Airy
Monitor scoliosis health

THE MISSION
Enhance patient well-being by addressing the issue of patients not wearing brace for enough hours, and to simplify doctors' tracking of treatment progress.
THE IMPACT
- 36% more patients say Airy app helps their doctors to analyze if any treatment plan adjustment is needed due to better engagement in the worn time and exercise tracking.
- 76% of testers can correctly find out how to record their worn-time, access exercise tutorials, and update the scoliosis progression in the first 3 attempts.
MY ROLE
Solo UX designer
My role encompassed product strategy, conducting user research, creating personas, wireframes, UI design and prototyping, designing illustrations and icons.
Hypothesis
Most scoliosis patients wouldn’t remember or record how many hours they have worn the brace every day. They either don't understand how adequate worn-time can help them effectively cure scoliosis, or they don't want doctors to know they have a compliance issue. For doctors. It's also a hassle to keep track of their patients’ treatment progress in a pile of paperwork
The Challenges
Scoliosis patients lack a tool to track and improve their brace-wearing experience.

Track compliance
Patients have no simple way to track and analyze hours worn in their brace.

Disconnection
Patients are disconnected from doctors until followup visit several months later.

Rehab routine
Patient needs rehab tutorial to keep muscles active, but nothing exist for it.
Research objectives
How can we best help patients track brace-wearing time and share compliance with doctors promptly?
Insights - Primary Literature Review
"Only 10% of patients track if brace wear hours is sufficient."

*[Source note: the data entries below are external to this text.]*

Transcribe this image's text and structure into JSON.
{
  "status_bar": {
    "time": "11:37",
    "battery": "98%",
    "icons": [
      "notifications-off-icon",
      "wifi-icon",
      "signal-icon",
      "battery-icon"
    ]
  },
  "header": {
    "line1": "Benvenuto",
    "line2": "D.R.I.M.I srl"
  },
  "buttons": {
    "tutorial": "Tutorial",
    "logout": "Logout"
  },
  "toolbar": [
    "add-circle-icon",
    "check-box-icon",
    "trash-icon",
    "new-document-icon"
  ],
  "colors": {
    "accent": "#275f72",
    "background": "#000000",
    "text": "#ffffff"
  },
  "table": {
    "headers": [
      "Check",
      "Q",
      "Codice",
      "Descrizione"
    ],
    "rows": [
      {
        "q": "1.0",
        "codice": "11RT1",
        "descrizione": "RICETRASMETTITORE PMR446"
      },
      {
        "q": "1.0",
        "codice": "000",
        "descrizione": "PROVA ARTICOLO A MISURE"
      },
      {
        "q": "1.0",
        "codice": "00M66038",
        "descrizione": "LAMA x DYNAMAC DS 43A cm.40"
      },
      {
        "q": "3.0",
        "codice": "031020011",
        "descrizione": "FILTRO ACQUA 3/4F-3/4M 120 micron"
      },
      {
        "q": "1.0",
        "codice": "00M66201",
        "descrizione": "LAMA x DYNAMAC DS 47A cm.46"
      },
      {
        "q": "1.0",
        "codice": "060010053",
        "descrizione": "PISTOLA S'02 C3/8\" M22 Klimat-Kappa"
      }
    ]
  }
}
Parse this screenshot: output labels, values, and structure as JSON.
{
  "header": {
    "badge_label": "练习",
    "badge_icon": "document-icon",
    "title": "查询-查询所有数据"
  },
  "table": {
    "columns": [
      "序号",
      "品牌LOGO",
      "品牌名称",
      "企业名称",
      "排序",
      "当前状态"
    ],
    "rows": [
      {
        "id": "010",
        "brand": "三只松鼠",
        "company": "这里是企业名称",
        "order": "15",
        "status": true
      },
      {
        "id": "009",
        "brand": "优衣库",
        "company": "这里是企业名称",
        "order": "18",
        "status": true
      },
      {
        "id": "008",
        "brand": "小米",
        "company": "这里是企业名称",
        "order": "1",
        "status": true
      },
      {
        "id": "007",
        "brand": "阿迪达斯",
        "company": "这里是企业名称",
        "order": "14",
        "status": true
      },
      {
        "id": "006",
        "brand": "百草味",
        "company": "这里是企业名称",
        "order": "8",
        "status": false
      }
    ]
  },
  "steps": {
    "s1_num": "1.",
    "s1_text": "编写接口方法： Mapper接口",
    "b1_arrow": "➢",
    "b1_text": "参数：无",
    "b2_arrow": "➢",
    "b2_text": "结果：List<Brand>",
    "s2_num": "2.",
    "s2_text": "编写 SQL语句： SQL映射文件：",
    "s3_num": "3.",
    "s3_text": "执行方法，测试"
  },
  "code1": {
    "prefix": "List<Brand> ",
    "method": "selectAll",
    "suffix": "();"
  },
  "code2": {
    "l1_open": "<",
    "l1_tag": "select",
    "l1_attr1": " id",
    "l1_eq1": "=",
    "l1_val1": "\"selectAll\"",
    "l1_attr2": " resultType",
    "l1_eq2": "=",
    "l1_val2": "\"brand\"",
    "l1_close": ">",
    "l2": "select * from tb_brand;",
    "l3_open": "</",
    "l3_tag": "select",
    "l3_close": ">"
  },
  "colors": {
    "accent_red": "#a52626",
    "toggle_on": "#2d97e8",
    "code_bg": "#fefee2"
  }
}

Insights - Persona based on 4 interviewees
"Boys care about the aesthetics and body movement.
Girls worry about peer notice and marks on body."


Mid-fi to High-fi Prototype
I take the lessons I learned in research phase, and design the solutions for each points I heard from scolisois patients and from academic theses. I skipped low-fi phase, which mainly explores the layout of elements, because I designed the mid-fi prototype based on an existing health App, Spinamic.

Insights - Validation Test
1. Distinguishing patients' day and night brace wear times is important for doctors.
2. Users miss settings when unsure of interactivity.
3. Users value obvious separation of distinct functional elements.

Design Solutions
1. Visually distinguish day and night worn times.
2. Add shadows to buttons to imply interactivity.
3. Use a background on the navigation bar to emphasize hierarchy.
UI CMF
I designed final screens in Figma after iterations, conducting A/B tests to define patterns, elements, and colors. The goal is a welcoming, clean look helping users quickly fulfill goals without feeling like an illness. "Airy" solves problems, so I focused on colors transmitting trust and reliability.